No Using a Phone While Driving
A new law set to take effect July first in Indiana states that now, while driving, you can only use hands-free technology. You may now be pulled over for holding your phone. Previously, the law stated that it was illegal to be texting or emailing while driving; now it limits phone use to hands-free technology or using your phone to call 911 in the event of an emergency.
What does this mean for drivers involved in an accident while using their phone? To put it simply, a driver who uses their phone may now possibly be per se liable for the accident as the would be violating a statute and injuring a party the statute was meant to protect. The driver who uses their cell phone and causes an auto accident will be held liable for their distracted driving and negligence. Whether the statute creates per se liability or not is yet to be seen.
Out-of-Network Docs Can Now Only Charge In-Network Prices
Starting July 1, an out-of-network physician at an in-network facility can only charge in-network prices for their services, unless they have given the client written notice of the charges five days prior to the appointment and the client consents to the cost. The law does not address any extra out-of-network costs associated with emergency services, however.

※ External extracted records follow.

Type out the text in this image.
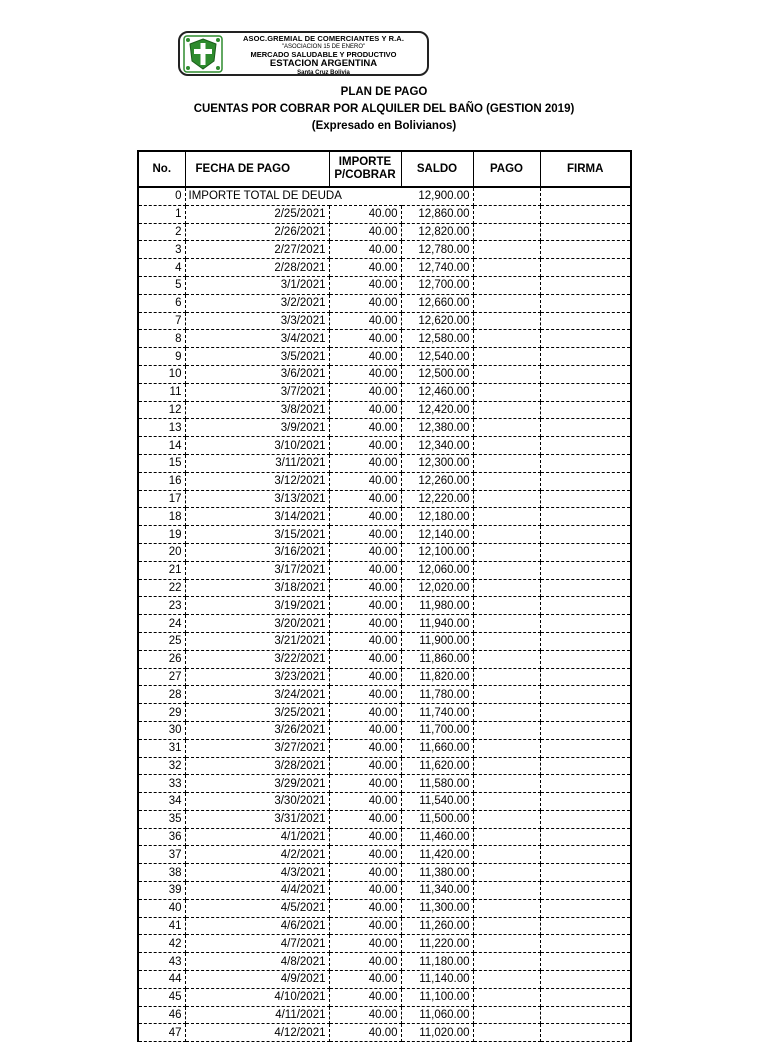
ASOC.GREMIAL DE COMERCIANTES Y R.A.
"ASOCIACION 15 DE ENERO"
MERCADO SALUDABLE Y PRODUCTIVO
ESTACION ARGENTINA
Santa Cruz Bolivia
PLAN DE PAGO
CUENTAS POR COBRAR POR ALQUILER DEL BAÑO (GESTION 2019)
(Expresado en Bolivianos)
No.	FECHA DE PAGO	IMPORTE P/COBRAR	SALDO	PAGO	FIRMA
0	IMPORTE TOTAL DE DEUDA		12,900.00		
1	2/25/2021	40.00	12,860.00		
2	2/26/2021	40.00	12,820.00		
3	2/27/2021	40.00	12,780.00		
4	2/28/2021	40.00	12,740.00		
5	3/1/2021	40.00	12,700.00		
6	3/2/2021	40.00	12,660.00		
7	3/3/2021	40.00	12,620.00		
8	3/4/2021	40.00	12,580.00		
9	3/5/2021	40.00	12,540.00		
10	3/6/2021	40.00	12,500.00		
11	3/7/2021	40.00	12,460.00		
12	3/8/2021	40.00	12,420.00		
13	3/9/2021	40.00	12,380.00		
14	3/10/2021	40.00	12,340.00		
15	3/11/2021	40.00	12,300.00		
16	3/12/2021	40.00	12,260.00		
17	3/13/2021	40.00	12,220.00		
18	3/14/2021	40.00	12,180.00		
19	3/15/2021	40.00	12,140.00		
20	3/16/2021	40.00	12,100.00		
21	3/17/2021	40.00	12,060.00		
22	3/18/2021	40.00	12,020.00		
23	3/19/2021	40.00	11,980.00		
24	3/20/2021	40.00	11,940.00		
25	3/21/2021	40.00	11,900.00		
26	3/22/2021	40.00	11,860.00		
27	3/23/2021	40.00	11,820.00		
28	3/24/2021	40.00	11,780.00		
29	3/25/2021	40.00	11,740.00		
30	3/26/2021	40.00	11,700.00		
31	3/27/2021	40.00	11,660.00		
32	3/28/2021	40.00	11,620.00		
33	3/29/2021	40.00	11,580.00		
34	3/30/2021	40.00	11,540.00		
35	3/31/2021	40.00	11,500.00		
36	4/1/2021	40.00	11,460.00		
37	4/2/2021	40.00	11,420.00		
38	4/3/2021	40.00	11,380.00		
39	4/4/2021	40.00	11,340.00		
40	4/5/2021	40.00	11,300.00		
41	4/6/2021	40.00	11,260.00		
42	4/7/2021	40.00	11,220.00		
43	4/8/2021	40.00	11,180.00		
44	4/9/2021	40.00	11,140.00		
45	4/10/2021	40.00	11,100.00		
46	4/11/2021	40.00	11,060.00		
47	4/12/2021	40.00	11,020.00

The text of HB 1004 reads, “Requires certain health care providers, beginning July 1, 2021, to provide a good faith estimate to individuals of the price for non-emergency health care services to be provided to the individual by the health care provider and sets forth requirements.” The requirements state that the out-of-network provided must give the patient a written statement at least five days before the appointment which lays out the charges, and they must receive a signed confirmation that the patient agrees to the charges.
This means that the out-of-network physician could still charge out-of-network rates, but first they would have to get approval from the patient. They must receive a signed document in order to get consent for the charges from the patient.
Concerning personal injury, this could mean that medical bills would be lowered if you happen to be in some sort of accident. Out-of-network physicians would have to charge the in-network price unless you give consent to pay the out-of-network price 5 days or more before the appointment. Treatments for specific injuries would potentially be cheaper at an in-network price.
Schools Must Test Their Water For Lead
On July 1, schools must test their water for lead by New Year’s Day 2023, unless they have been tested since 2016. Starting in 2023, schools in Lake County, which has seen lead levels rise in their water, must test every two calendar years. The law states that if the lead levels in the water exceed 15 parts per billion, the entity in charge of the school must remedy the high lead level.
Concerning personal injury law, this law could make drinking water in schools safer. However, if a school does not test, or does not take the necessary steps to lower the lead level, they could be sued if students start having issues with lead-poisoning. A school may also face the possibility of a class action lawsuit if the number of students affected reaches higher levels.